A recent study indicates that “brain fog” can linger and even intensify for those who were infected months before, as researchers seek to learn more about COVID-19 and so-called long-haulers.
Long-haul drivers appear to experience symptoms long after being diagnosed with COVID, and these symptoms may be both neurological and physical.
“People have trouble problem-solving, or they get in the car and forget where they’re supposed to be going,” said study author Leonard Jason, a psychologist at DePaul University in Chicago.
The researchers compared long-haulers’ complaints with those with myalgic encephalomyelitis/chronic fatigue syndrome, or ME/CFS.
ME/CFS patients have long-term complications that may be caused by the Epstein-Barr virus or other unexplained factors.

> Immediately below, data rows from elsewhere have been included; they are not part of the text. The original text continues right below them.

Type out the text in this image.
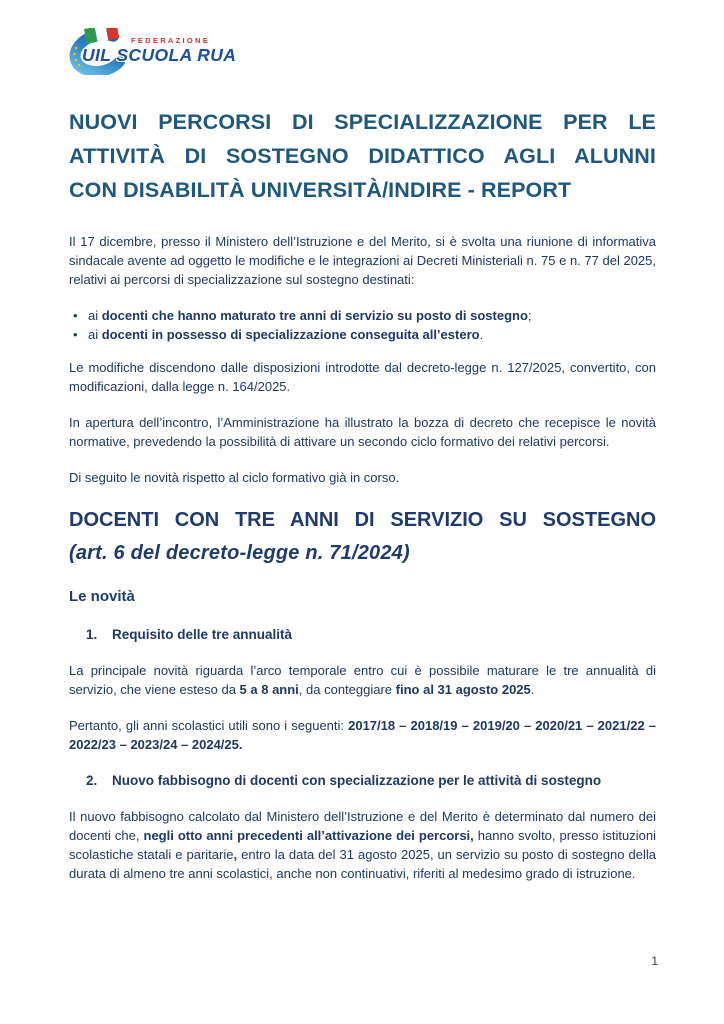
FEDERAZIONE
UIL SCUOLA RUA
NUOVI PERCORSI DI SPECIALIZZAZIONE PER LE
ATTIVITÀ DI SOSTEGNO DIDATTICO AGLI ALUNNI
CON DISABILITÀ UNIVERSITÀ/INDIRE - REPORT

Il 17 dicembre, presso il Ministero dell’Istruzione e del Merito, si è svolta una riunione di informativa sindacale avente ad oggetto le modifiche e le integrazioni ai Decreti Ministeriali n. 75 e n. 77 del 2025, relativi ai percorsi di specializzazione sul sostegno destinati:

• ai docenti che hanno maturato tre anni di servizio su posto di sostegno;
• ai docenti in possesso di specializzazione conseguita all’estero.

Le modifiche discendono dalle disposizioni introdotte dal decreto-legge n. 127/2025, convertito, con modificazioni, dalla legge n. 164/2025.

In apertura dell’incontro, l’Amministrazione ha illustrato la bozza di decreto che recepisce le novità normative, prevedendo la possibilità di attivare un secondo ciclo formativo dei relativi percorsi.

Di seguito le novità rispetto al ciclo formativo già in corso.

DOCENTI CON TRE ANNI DI SERVIZIO SU SOSTEGNO
(art. 6 del decreto-legge n. 71/2024)
Le novità
1.	Requisito delle tre annualità

La principale novità riguarda l’arco temporale entro cui è possibile maturare le tre annualità di servizio, che viene esteso da 5 a 8 anni, da conteggiare fino al 31 agosto 2025.

Pertanto, gli anni scolastici utili sono i seguenti: 2017/18 – 2018/19 – 2019/20 – 2020/21 – 2021/22 – 2022/23 – 2023/24 – 2024/25.

2.	Nuovo fabbisogno di docenti con specializzazione per le attività di sostegno

Il nuovo fabbisogno calcolato dal Ministero dell’Istruzione e del Merito è determinato dal numero dei docenti che, negli otto anni precedenti all’attivazione dei percorsi, hanno svolto, presso istituzioni scolastiche statali e paritarie, entro la data del 31 agosto 2025, un servizio su posto di sostegno della durata di almeno tre anni scolastici, anche non continuativi, riferiti al medesimo grado di istruzione.

1
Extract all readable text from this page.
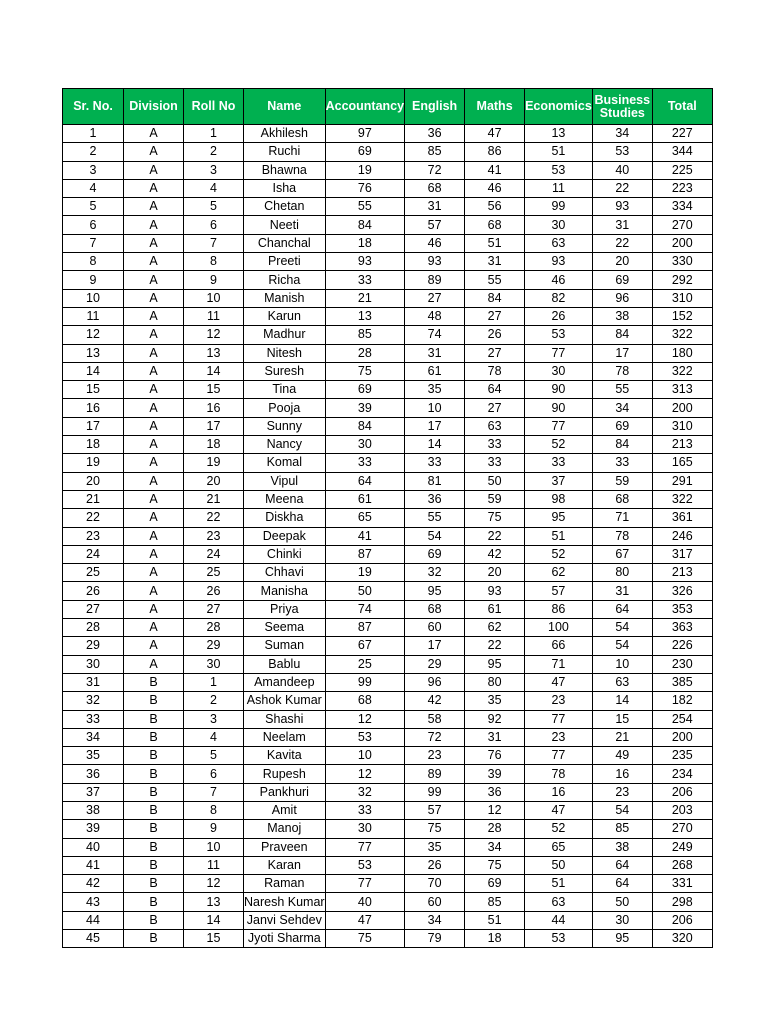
Sr. No.	Division	Roll No	Name	Accountancy	English	Maths	Economics	Business Studies	Total
1	A	1	Akhilesh	97	36	47	13	34	227
2	A	2	Ruchi	69	85	86	51	53	344
3	A	3	Bhawna	19	72	41	53	40	225
4	A	4	Isha	76	68	46	11	22	223
5	A	5	Chetan	55	31	56	99	93	334
6	A	6	Neeti	84	57	68	30	31	270
7	A	7	Chanchal	18	46	51	63	22	200
8	A	8	Preeti	93	93	31	93	20	330
9	A	9	Richa	33	89	55	46	69	292
10	A	10	Manish	21	27	84	82	96	310
11	A	11	Karun	13	48	27	26	38	152
12	A	12	Madhur	85	74	26	53	84	322
13	A	13	Nitesh	28	31	27	77	17	180
14	A	14	Suresh	75	61	78	30	78	322
15	A	15	Tina	69	35	64	90	55	313
16	A	16	Pooja	39	10	27	90	34	200
17	A	17	Sunny	84	17	63	77	69	310
18	A	18	Nancy	30	14	33	52	84	213
19	A	19	Komal	33	33	33	33	33	165
20	A	20	Vipul	64	81	50	37	59	291
21	A	21	Meena	61	36	59	98	68	322
22	A	22	Diskha	65	55	75	95	71	361
23	A	23	Deepak	41	54	22	51	78	246
24	A	24	Chinki	87	69	42	52	67	317
25	A	25	Chhavi	19	32	20	62	80	213
26	A	26	Manisha	50	95	93	57	31	326
27	A	27	Priya	74	68	61	86	64	353
28	A	28	Seema	87	60	62	100	54	363
29	A	29	Suman	67	17	22	66	54	226
30	A	30	Bablu	25	29	95	71	10	230
31	B	1	Amandeep	99	96	80	47	63	385
32	B	2	Ashok Kumar	68	42	35	23	14	182
33	B	3	Shashi	12	58	92	77	15	254
34	B	4	Neelam	53	72	31	23	21	200
35	B	5	Kavita	10	23	76	77	49	235
36	B	6	Rupesh	12	89	39	78	16	234
37	B	7	Pankhuri	32	99	36	16	23	206
38	B	8	Amit	33	57	12	47	54	203
39	B	9	Manoj	30	75	28	52	85	270
40	B	10	Praveen	77	35	34	65	38	249
41	B	11	Karan	53	26	75	50	64	268
42	B	12	Raman	77	70	69	51	64	331
43	B	13	Naresh Kumar	40	60	85	63	50	298
44	B	14	Janvi Sehdev	47	34	51	44	30	206
45	B	15	Jyoti Sharma	75	79	18	53	95	320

Long-haul COVID-19 was characterised by the researchers as having serious, long-lasting symptoms three months after contracting the virus.
The report involved 278 long-term COVID-19 patients who were questioned about their symptoms twice, six months apart.
Researchers have polled over 500 ME/CFS patients about their symptoms, which overlapped somewhat with COVID-19.
At the six-month mark, COVID long-haulers reported worse neurocognitive symptoms than at the outset of their illness. This including trouble forming words, difficulty focusing and absent-mindedness.
Still, these symptoms were ranked less severe than those associated with ME/CFS.
The majority of other long-term effects, such as sleep disorders, immune-related issues, pain, and stomach issues, tended to change over time.
Malaise after exertion, which involves feeling physically and mentally exhausted or high, was the most extreme symptom of both classes.
According to the researchers, both groups of patients experience common problems because their family members and health care providers do not recognise the evolving symptoms.
“We don’t know how many long-haulers will stay on this type of trajectory,” said Jason, who is director of the Center for Community Research at DePaul.
He and other researchers estimate about 10% of people who have COVID-19 become long-haulers.
A review of past literature suggests that previous pandemics, including the 1918 Spanish flu, also led to long-term fatigue for many patients.
The U.S. National Institute of Neurological Disorders and Stroke provided funding for this research. Findings were published online recently in the journal Fatigue: Biomedicine, Health & Behavior.
The U.S. Centers for Disease Control and Prevention has more on long-haul COVID.